Now notice how deviously the first line of the news release is written: “…its board of directors approved a strategic reorganization plan” as if that’s the most important part of the news release! The board didn’t approve anything! They simply gathered around their mahogany corporate conference table, stared at each other and said, “We either close a bunch of stores or we’re all outta here. Everyone in favor, say aye!” The line is written in such a fashion as to make it appear the board carefully deliberated and then gave the plan the ok. Next in their twisted order of importance is the closing of the stores, followed by the closing of the distribution center. Then finally, almost as an afterthought, they get around to mentioning that 2,500 people are out of a job.
BenStop would have been thrilled had the media reported the story exactly as the PR flacks fed it to us — A Strategic Initiative to Enhance Financial Performance my foot! Here is exactly how it was reported by my television station and the local newspaper.
Television Anchorperson’s Lead:
BenStop announced plans today to close 23 of its stores in seven states and release 25-hundred workers.

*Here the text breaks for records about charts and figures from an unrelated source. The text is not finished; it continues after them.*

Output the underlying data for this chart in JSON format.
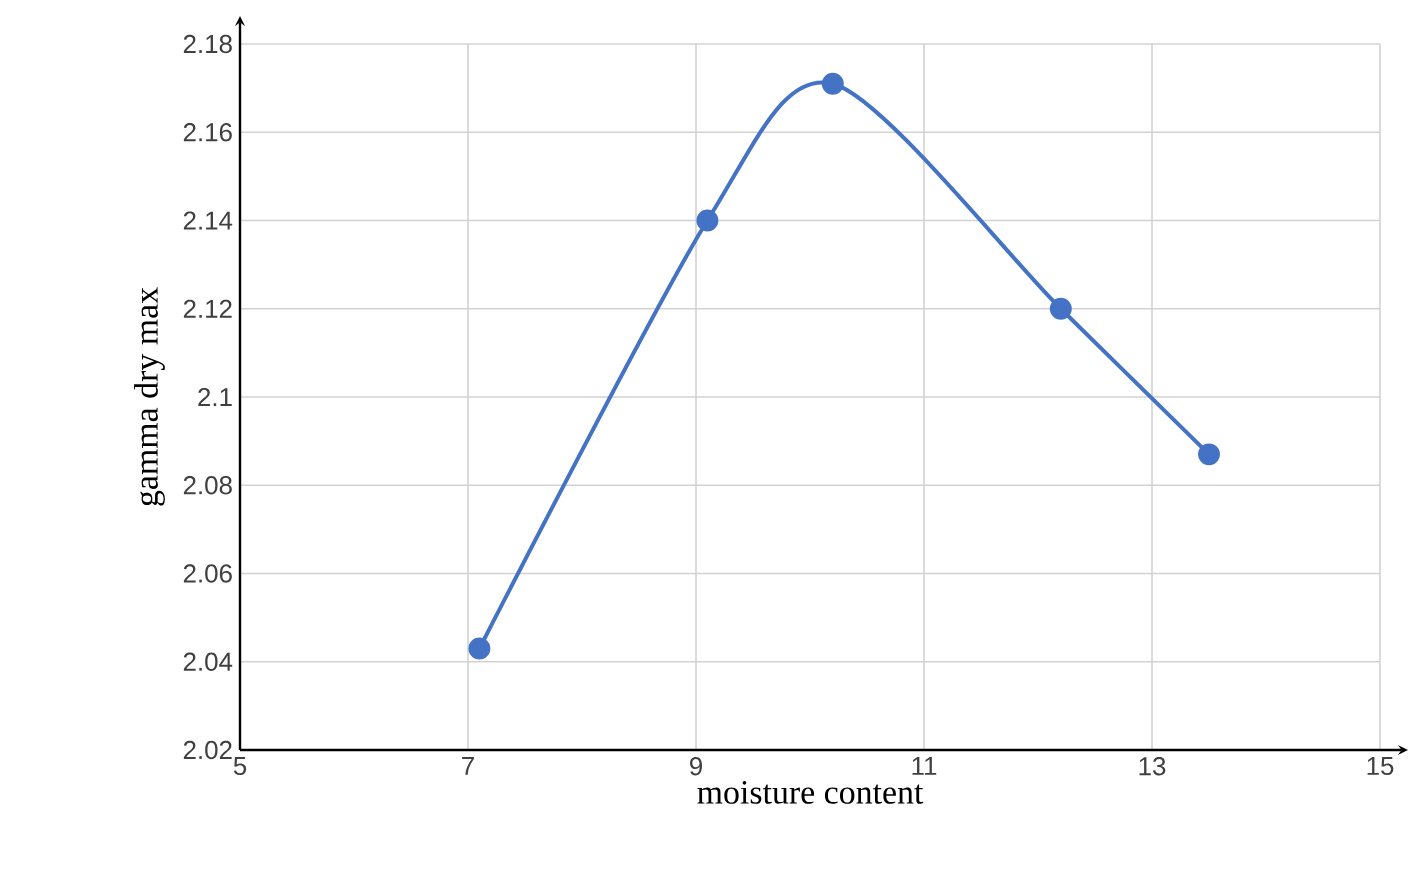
{
  "chart_data": {
    "type": "line",
    "xlabel": "moisture content",
    "ylabel": "gamma dry max",
    "x": [
      7.1,
      9.1,
      10.2,
      12.2,
      13.5
    ],
    "series": [
      {
        "color": "#4472c4",
        "values": [
          2.043,
          2.14,
          2.171,
          2.12,
          2.087
        ]
      }
    ],
    "xlim": [
      5,
      15
    ],
    "ylim": [
      2.02,
      2.18
    ],
    "xticks": [
      5,
      7,
      9,
      11,
      13,
      15
    ],
    "yticks": [
      2.02,
      2.04,
      2.06,
      2.08,
      2.1,
      2.12,
      2.14,
      2.16,
      2.18
    ],
    "grid": true,
    "marker": "circle",
    "line_style": "solid"
  }
}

Afternoon Newspaper Headline:
BenStop Slashes 2,500 Jobs
Perhaps you noticed that neither media outlet used the words strategic initiative or enhance financial performance. And what do you think the next morning’s conversations at the gym and the watercooler sounded like?

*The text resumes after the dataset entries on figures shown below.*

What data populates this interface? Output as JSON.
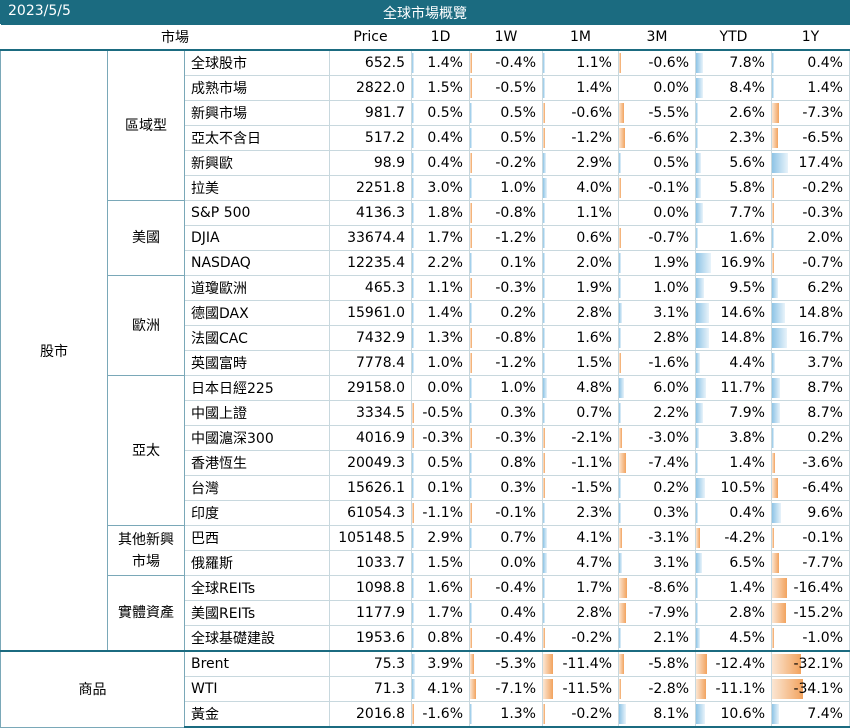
{
  "header": {
    "date": "2023/5/5",
    "title": "全球市場概覽"
  },
  "columns": {
    "market": "市場",
    "price": "Price",
    "periods": [
      "1D",
      "1W",
      "1M",
      "3M",
      "YTD",
      "1Y"
    ]
  },
  "colors": {
    "header_bg": "#1b6b80",
    "positive_bar": "#8ec4e6",
    "negative_bar": "#f2a35e"
  },
  "groups": [
    {
      "category": "股市",
      "subgroups": [
        {
          "name": "區域型",
          "rows": [
            {
              "name": "全球股市",
              "price": "652.5",
              "values": [
                "1.4%",
                "-0.4%",
                "1.1%",
                "-0.6%",
                "7.8%",
                "0.4%"
              ]
            },
            {
              "name": "成熟市場",
              "price": "2822.0",
              "values": [
                "1.5%",
                "-0.5%",
                "1.4%",
                "0.0%",
                "8.4%",
                "1.4%"
              ]
            },
            {
              "name": "新興市場",
              "price": "981.7",
              "values": [
                "0.5%",
                "0.5%",
                "-0.6%",
                "-5.5%",
                "2.6%",
                "-7.3%"
              ]
            },
            {
              "name": "亞太不含日",
              "price": "517.2",
              "values": [
                "0.4%",
                "0.5%",
                "-1.2%",
                "-6.6%",
                "2.3%",
                "-6.5%"
              ]
            },
            {
              "name": "新興歐",
              "price": "98.9",
              "values": [
                "0.4%",
                "-0.2%",
                "2.9%",
                "0.5%",
                "5.6%",
                "17.4%"
              ]
            },
            {
              "name": "拉美",
              "price": "2251.8",
              "values": [
                "3.0%",
                "1.0%",
                "4.0%",
                "-0.1%",
                "5.8%",
                "-0.2%"
              ]
            }
          ]
        },
        {
          "name": "美國",
          "rows": [
            {
              "name": "S&P 500",
              "price": "4136.3",
              "values": [
                "1.8%",
                "-0.8%",
                "1.1%",
                "0.0%",
                "7.7%",
                "-0.3%"
              ]
            },
            {
              "name": "DJIA",
              "price": "33674.4",
              "values": [
                "1.7%",
                "-1.2%",
                "0.6%",
                "-0.7%",
                "1.6%",
                "2.0%"
              ]
            },
            {
              "name": "NASDAQ",
              "price": "12235.4",
              "values": [
                "2.2%",
                "0.1%",
                "2.0%",
                "1.9%",
                "16.9%",
                "-0.7%"
              ]
            }
          ]
        },
        {
          "name": "歐洲",
          "rows": [
            {
              "name": "道瓊歐洲",
              "price": "465.3",
              "values": [
                "1.1%",
                "-0.3%",
                "1.9%",
                "1.0%",
                "9.5%",
                "6.2%"
              ]
            },
            {
              "name": "德國DAX",
              "price": "15961.0",
              "values": [
                "1.4%",
                "0.2%",
                "2.8%",
                "3.1%",
                "14.6%",
                "14.8%"
              ]
            },
            {
              "name": "法國CAC",
              "price": "7432.9",
              "values": [
                "1.3%",
                "-0.8%",
                "1.6%",
                "2.8%",
                "14.8%",
                "16.7%"
              ]
            },
            {
              "name": "英國富時",
              "price": "7778.4",
              "values": [
                "1.0%",
                "-1.2%",
                "1.5%",
                "-1.6%",
                "4.4%",
                "3.7%"
              ]
            }
          ]
        },
        {
          "name": "亞太",
          "rows": [
            {
              "name": "日本日經225",
              "price": "29158.0",
              "values": [
                "0.0%",
                "1.0%",
                "4.8%",
                "6.0%",
                "11.7%",
                "8.7%"
              ]
            },
            {
              "name": "中國上證",
              "price": "3334.5",
              "values": [
                "-0.5%",
                "0.3%",
                "0.7%",
                "2.2%",
                "7.9%",
                "8.7%"
              ]
            },
            {
              "name": "中國滬深300",
              "price": "4016.9",
              "values": [
                "-0.3%",
                "-0.3%",
                "-2.1%",
                "-3.0%",
                "3.8%",
                "0.2%"
              ]
            },
            {
              "name": "香港恆生",
              "price": "20049.3",
              "values": [
                "0.5%",
                "0.8%",
                "-1.1%",
                "-7.4%",
                "1.4%",
                "-3.6%"
              ]
            },
            {
              "name": "台灣",
              "price": "15626.1",
              "values": [
                "0.1%",
                "0.3%",
                "-1.5%",
                "0.2%",
                "10.5%",
                "-6.4%"
              ]
            },
            {
              "name": "印度",
              "price": "61054.3",
              "values": [
                "-1.1%",
                "-0.1%",
                "2.3%",
                "0.3%",
                "0.4%",
                "9.6%"
              ]
            }
          ]
        },
        {
          "name": "其他新興市場",
          "rows": [
            {
              "name": "巴西",
              "price": "105148.5",
              "values": [
                "2.9%",
                "0.7%",
                "4.1%",
                "-3.1%",
                "-4.2%",
                "-0.1%"
              ]
            },
            {
              "name": "俄羅斯",
              "price": "1033.7",
              "values": [
                "1.5%",
                "0.0%",
                "4.7%",
                "3.1%",
                "6.5%",
                "-7.7%"
              ]
            }
          ]
        },
        {
          "name": "實體資產",
          "rows": [
            {
              "name": "全球REITs",
              "price": "1098.8",
              "values": [
                "1.6%",
                "-0.4%",
                "1.7%",
                "-8.6%",
                "1.4%",
                "-16.4%"
              ]
            },
            {
              "name": "美國REITs",
              "price": "1177.9",
              "values": [
                "1.7%",
                "0.4%",
                "2.8%",
                "-7.9%",
                "2.8%",
                "-15.2%"
              ]
            },
            {
              "name": "全球基礎建設",
              "price": "1953.6",
              "values": [
                "0.8%",
                "-0.4%",
                "-0.2%",
                "2.1%",
                "4.5%",
                "-1.0%"
              ]
            }
          ]
        }
      ]
    },
    {
      "category": "商品",
      "subgroups": [
        {
          "name": "",
          "rows": [
            {
              "name": "Brent",
              "price": "75.3",
              "values": [
                "3.9%",
                "-5.3%",
                "-11.4%",
                "-5.8%",
                "-12.4%",
                "-32.1%"
              ]
            },
            {
              "name": "WTI",
              "price": "71.3",
              "values": [
                "4.1%",
                "-7.1%",
                "-11.5%",
                "-2.8%",
                "-11.1%",
                "-34.1%"
              ]
            },
            {
              "name": "黃金",
              "price": "2016.8",
              "values": [
                "-1.6%",
                "1.3%",
                "-0.2%",
                "8.1%",
                "10.6%",
                "7.4%"
              ]
            }
          ]
        }
      ]
    }
  ]
}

(A) “Hey, how ‘bout that strategic initiative BenStop announced last night.” (B) “I notice BenStop is going to enhance its financial performance.” or (C) “Did you see that BenStop is layin’ off 2,500 people?” Which do you think is the correct answer, (C), (C) or (C)?
Our television station attempted to contact company officials for an interview, but as we expected no spokesperson was available. The only phone numbers the news release provided were for Investor Contact — no media contact number.
Sadly, BenStop suffered some bad press when they didn’t have to. All it would have taken was a well-coordinated news conference and a spokesperson who understood that all news conferences have an audience of one — the person sitting in his or her easy chair in their living room. Speak to that person. It can be a prepared statement but make it personal and sincere. All that needs to be said is, “Because of the current business climate BenStop is sad to have to report that we’ve been forced to layoff 2,500 of our dedicated and trusted employees. BenStop has been a part of this community for 30 years and we know this does not come as welcome news to our thousands and thousands of loyal customers.”
That’s all you have to say! You’ve set the tone. A much different tone than the cold news release that put profits before people. Yes, reporters will now ask for the specifics as to the the amount of financial losses, the timetable for the closings and details of severance packages for those who were fired. But those things aren’t important to the average viewer who also happens to be the average customer. Your news conference conveyed a message of concern, sadness and empathy and it’s that tone that will be highlighted in the subsequent media coverage.
Don’t lie. Don’t mislead. Don’t tell half-truths. Anything less than the truth will get you in more trouble than the initial transgression.